In Science this week, researchers in the US and Sweden find functional links between beta-amyloid peptide toxicity and risk factors for Alzheimer's disease by modeling Aβ toxicity in yeast. A genome-wide screen for toxicity modifiers identified the yeast homolog of phosphatidylinositol binding clathrin assembly protein and other factors connected to Alzheimer's that had not previously been connected to Aβ toxicity. "The factors identified in yeast modified Aβ toxicity in glutamatergic neurons of Caenorhabditis elegans and in primary rat cortical neurons," the authors write. "In yeast, Aβ impaired the endocytic trafficking of a plasma membrane receptor, which was ameliorated by endocytic pathway factors identified in the yeast screen."
In Science Signaling this week, researchers in the UK use a targeted siRNA screen to identify regulators of Cdc42 activity at the natural killer cell immunological synapse. The team observed that live natural killer cells forming immunological synapses with target cells show oscillating Cdc42 activity, after an initial increase in activity. "We used protein-protein interaction networks and structural databases to identify candidate proteins that controlled Cdc42 activity, leading to the design of a targeted short interfering RNA screen," the team says. "The guanine nucleotide exchange factors RhoGEF6 and RhoGEF7 were necessary for Cdc42 activation within the NK cell immunological synapse.
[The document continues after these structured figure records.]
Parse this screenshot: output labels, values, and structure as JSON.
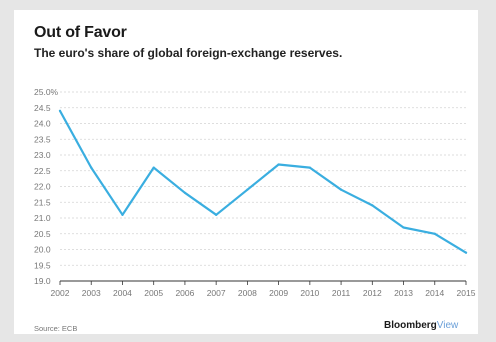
{
  "chart_data": {
    "type": "line",
    "title": "Out of Favor",
    "subtitle": "The euro's share of global foreign-exchange reserves.",
    "x": [
      "2002",
      "2003",
      "2004",
      "2005",
      "2006",
      "2007",
      "2008",
      "2009",
      "2010",
      "2011",
      "2012",
      "2013",
      "2014",
      "2015"
    ],
    "series": [
      {
        "values": [
          24.4,
          22.6,
          21.1,
          22.6,
          21.8,
          21.1,
          21.9,
          22.7,
          22.6,
          21.9,
          21.4,
          20.7,
          20.5,
          19.9
        ],
        "color": "#3aaee0"
      }
    ],
    "yticks": [
      "19.0",
      "19.5",
      "20.0",
      "20.5",
      "21.0",
      "21.5",
      "22.0",
      "22.5",
      "23.0",
      "23.5",
      "24.0",
      "24.5",
      "25.0%"
    ],
    "ylim": [
      19.0,
      25.0
    ],
    "grid": true,
    "legend": "none"
  },
  "source": "Source: ECB",
  "brand": {
    "part1": "Bloomberg",
    "part2": "View"
  }
}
In addition, the kinase Akt and the p85α subunit of phosphoinositide 3-kinase (PI3K) were required for Cdc42 activation, the periodicity of the oscillation in Cdc42 activity, and the subsequent polarization of cytotoxic vesicles toward target cells."
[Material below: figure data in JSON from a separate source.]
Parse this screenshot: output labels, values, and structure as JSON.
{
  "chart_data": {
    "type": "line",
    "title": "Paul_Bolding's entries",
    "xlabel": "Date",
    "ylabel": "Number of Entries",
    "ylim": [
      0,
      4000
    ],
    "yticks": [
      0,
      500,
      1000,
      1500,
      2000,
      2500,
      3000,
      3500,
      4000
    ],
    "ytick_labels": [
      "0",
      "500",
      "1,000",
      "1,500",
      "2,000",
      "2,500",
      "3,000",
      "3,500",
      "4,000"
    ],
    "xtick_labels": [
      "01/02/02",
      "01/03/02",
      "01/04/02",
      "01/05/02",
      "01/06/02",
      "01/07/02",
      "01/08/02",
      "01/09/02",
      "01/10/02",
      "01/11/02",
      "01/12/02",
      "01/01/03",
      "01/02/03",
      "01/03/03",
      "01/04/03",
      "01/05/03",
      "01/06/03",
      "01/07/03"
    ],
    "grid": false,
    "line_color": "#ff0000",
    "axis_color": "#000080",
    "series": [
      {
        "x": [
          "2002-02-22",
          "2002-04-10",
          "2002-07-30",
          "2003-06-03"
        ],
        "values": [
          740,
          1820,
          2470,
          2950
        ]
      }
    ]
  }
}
In Science Translational Medicine this week, researchers in the US and Canada report their discovery that the PDL1-PD1 axis converts human TH1 cells into regulatory T cells. The team observed that conventional T cells or irradiated K562 myeloid tumor cells that over-expressed PDL1 converted TBET+ TH1 cells into FOXP3+ regulatory T cells in vivo. "Either blocking PD1 expression on TH1 cells by small interfering RNA targeting or abrogation of PD1 signaling by SHP1/2 pharmacologic inhibition stabilized TH1 cell differentiation during PDL1 challenge and restored the capacity of TH1 cells to mediate lethal xGVHD," the authors write.
Also in Science Translational Medicine this week, researchers in the US and India report the results of a pilot study of integrative high-throughput sequencing as a tool for personalized oncology. The team enrolled patients with advanced or refractory cancer, and performed whole-genome sequencing of the tumor, targeted whole-exome sequencing of tumor and normal DNA, and transcriptome sequencing of the tumor to identify mutations in a clinically relevant time frame, three to four weeks. "With this approach, we detected several classes of cancer mutations including structural rearrangements, copy number alterations, point mutations, and gene expression alterations," the authors write. "Integrative high-throughput sequencing of patients with advanced cancer generates a comprehensive, individual mutational landscape to facilitate biomarker-driven clinical trials in oncology."